The TimeHistory hd5f output isn't implicitly structured based on the mesh, which this post-processing script seems to presuppose. The output file should include multiple data sets including -- when collecting from mesh entities -- coordinate information. This information needs to be used to plot data spatially.

Since the TimeHistory output is focused only on extracting information at the lowest-level possible, no restructuring or post-processing is done internally.

I'm closing this as "Not Planned" for now. If you use the nodal coordinate information and still have any issues with the output in parallel feel free to update / reopen this issue.

TotoGaz commented 2 years ago

@jhuang2601 You used to consider TimeHistory with locations of a fracture. Do you think your XP could help there?

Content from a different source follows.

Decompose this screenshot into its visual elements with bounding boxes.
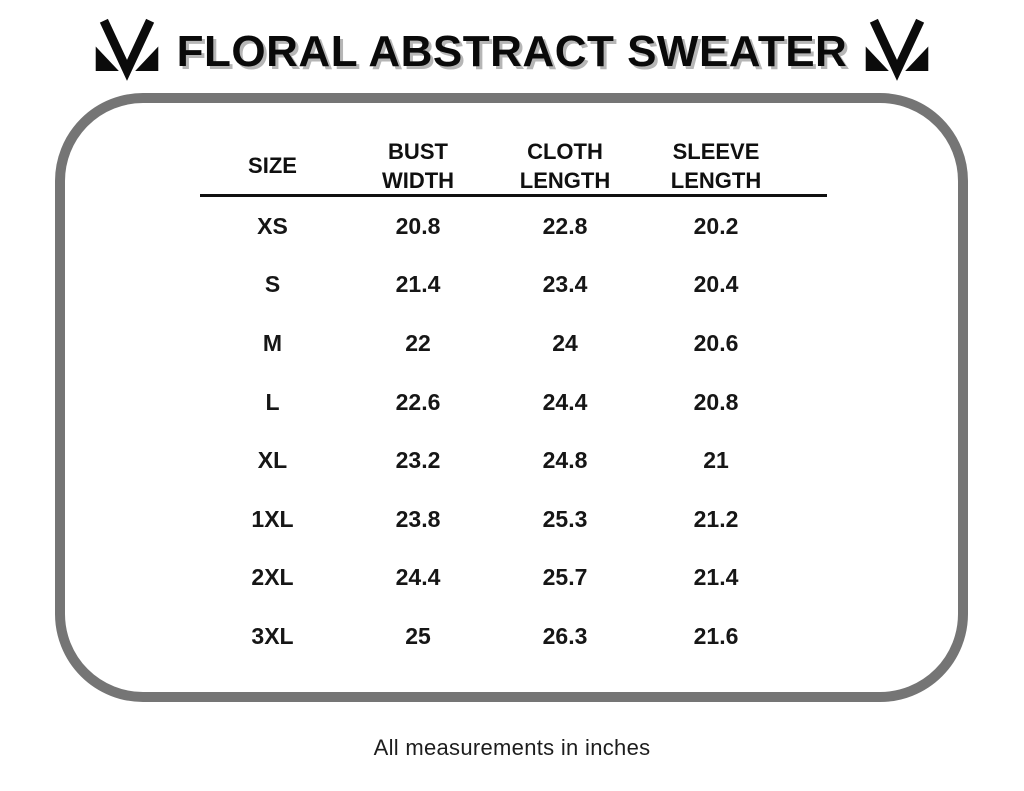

jhuang2601 commented 2 years ago

@aguitton Using the following way, you might be able to get the nodal coordinate information directly from HDF5 file, as @wrtobin mentioned

    f = h5py.File(pressure_history-awe1.hdf5, 'r')
    xl_elm = f.get('pressure_np1 elementCenter')
    xl_elm = np.array(xl_elm)
    xcord_elm = xl_elm[0, :, 0]
    ycord_elm = xl_elm[0, :, 1]
    zcord_elm = xl_elm[0, :, 2]
aguitton commented 2 years ago

Great! Thank you @jhuang2601 and all. Will try that...

aguitton commented 2 years ago

I tried @jhuang2601's suggestion but the hdf5 doesn't contain the coordinates of the elements, only the values of the wavefields at the assigned time steps.

wrtobin commented 2 years ago

Please h5ls the file and provide the names of the datasets in the file. Note if you're collecting a nodal quantity it won't have element centers, only nodal coordinates.

aguitton commented 2 years ago

Got it. I didn't know about h5ls. I have coordinates now. Thank you @wrtobin

aguitton commented 2 years ago

Was able to reorder the array thanks to the coordinates and I get the correct wavefield.